The Skagit River basin is the largest drainage in Puget Sound, covering 3,140 square miles and representing a unique regional and national resource. Over 158 miles of river including its major tributaries are federally protected Wild and Scenic reaches. Its upper watershed is deeply embedded in the spectacular North Cascades National Park [pictured at right]. Within the Park, the Ross Lake National Recreation Area immediately surrounds 35 miles of Skagit River, surrounding Seattle City Light’s hydroelectric project.

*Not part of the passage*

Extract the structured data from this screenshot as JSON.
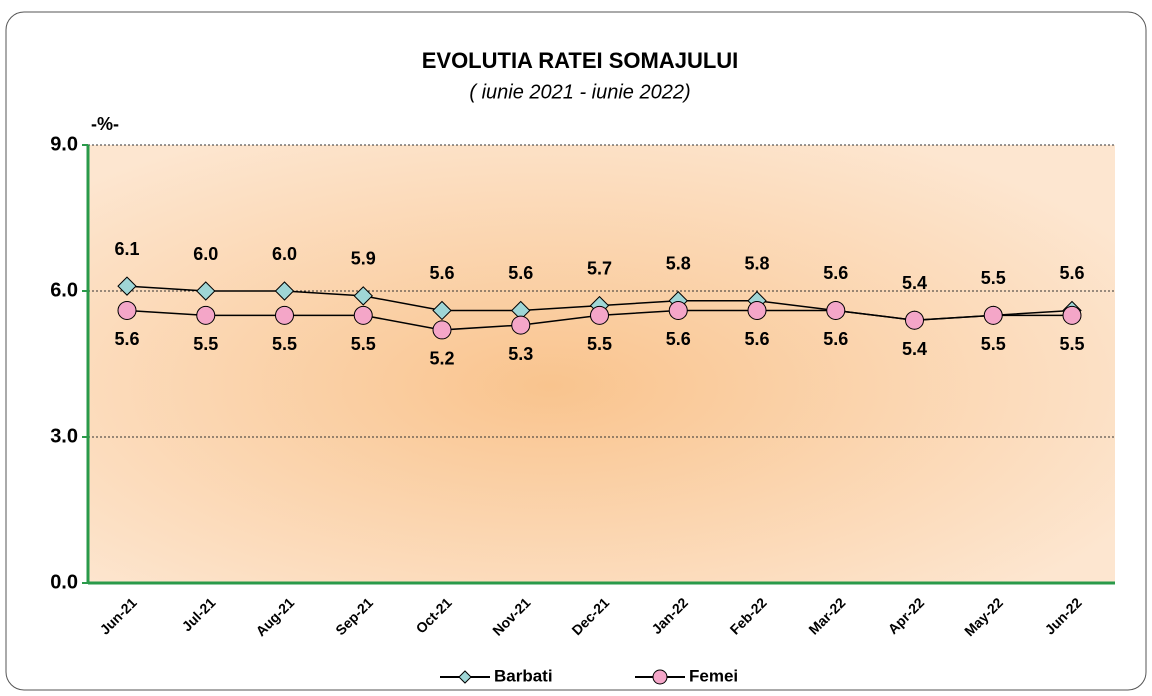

At the threshold of the public power era, Seattle City Light developed the Skagit River Project, a three-dam hydropower project on the upper Skagit River. In 1926, City Light built the first Skagit River dam, Gorge Dam. Slightly upstream and the second to be constructed, Diablo Dam was the highest dam in the world at the time of its completion in 1930. Finally and farthest upstream, Ross Dam was completed in 1949, creating a 24-mile reservoir that extends 1.5 miles over the Canadian border. On average, Ross Lake is more than a mile wide. None of the Skagit dams has fish passage facilities. Scientific studies show that the Gorge Reach of the Skagit was the highest point salmon could historically reach. Downstream of these dams, the Skagit is unimpeded.
Beginning in 1968, Seattle City Light publicly planned changes to the Skagit River Project, including raising the height of Ross Dam from 540 feet to 665 feet (see sidebar). As its 1927 license was set to expire, City Light filed for a new license from the Federal Energy Regulatory Commission (FERC) in 1977. At the same time, FERC initiated a separate proceeding to adjust dam releases and avoid an irreversible decline of the Skagit salmon stocks. The result of this proceeding was the 1981 Skagit Fisheries Agreement. The Agreement rewrote the flow regime for the lower 97 miles of the Skagit, improving conditions for salmon and setting the stage for licensing negotiations.
The Skagit compromise was a precedent-setting effort. In 1991, Seattle City Light filed a comprehensive set of settlement agreements addressing all environmental issues at the project. Cultural settlements with tribes were filed in 1993. FERC ultimately accepted all of the settlements into a new license, effective in 1995. At that time, a comprehensive suite of settlements resolving all issues with all parties was a novel approach to hydropower licensing.
As a part of the Fisheries Agreement, flows from Gorge Powerhouse were modified with a focus on the 25 miles immediately downstream of the powerhouse. This reach holds the largest number of spawning chinook salmon, chum salmon, and pink salmon in the basin. Seattle City Light must ramp down its generating flows, rather than drop the river level suddenly. It also must steadily release minimum flows that are 150% higher than previous minimums, varying seasonally and annually to reflect more natural conditions. Throughout the period of the license, Seattle City Light must test the response of fish populations and the habitat availability for spawning and rearing under the new flows, and make ongoing changes to protect Skagit River salmon.
Under the settlement, Seattle City Light contributed to the construction and operations of the North Cascades Environmental Learning Center. Opened in 2005, the Center occupies a portion of the site of the old Diablo Lake Resort. Today the Center provides a home for the North Cascades Institute, dedicated to environmental education and connecting people to the landscape and ecology of the North Cascades.
To mitigate for the project’s footprint, City Light dedicated $17 million to land acquisition and management in order to offset the impact of the project on wildlife habitat in the Skagit River watershed, in particular eagle and elk habitat. As of 2008, ninety-four percent of the fund has been spent, and over 8,260 acres have been acquired. Half of this acreage is in the Skagit and Sauk River watersheds. The other half is in the South Fork Nooksack River watershed, a precedent- setting example of using mitigation funds to invest in habitat in a nearby watershed as high-value mitigation for habitat lost to hydropower development.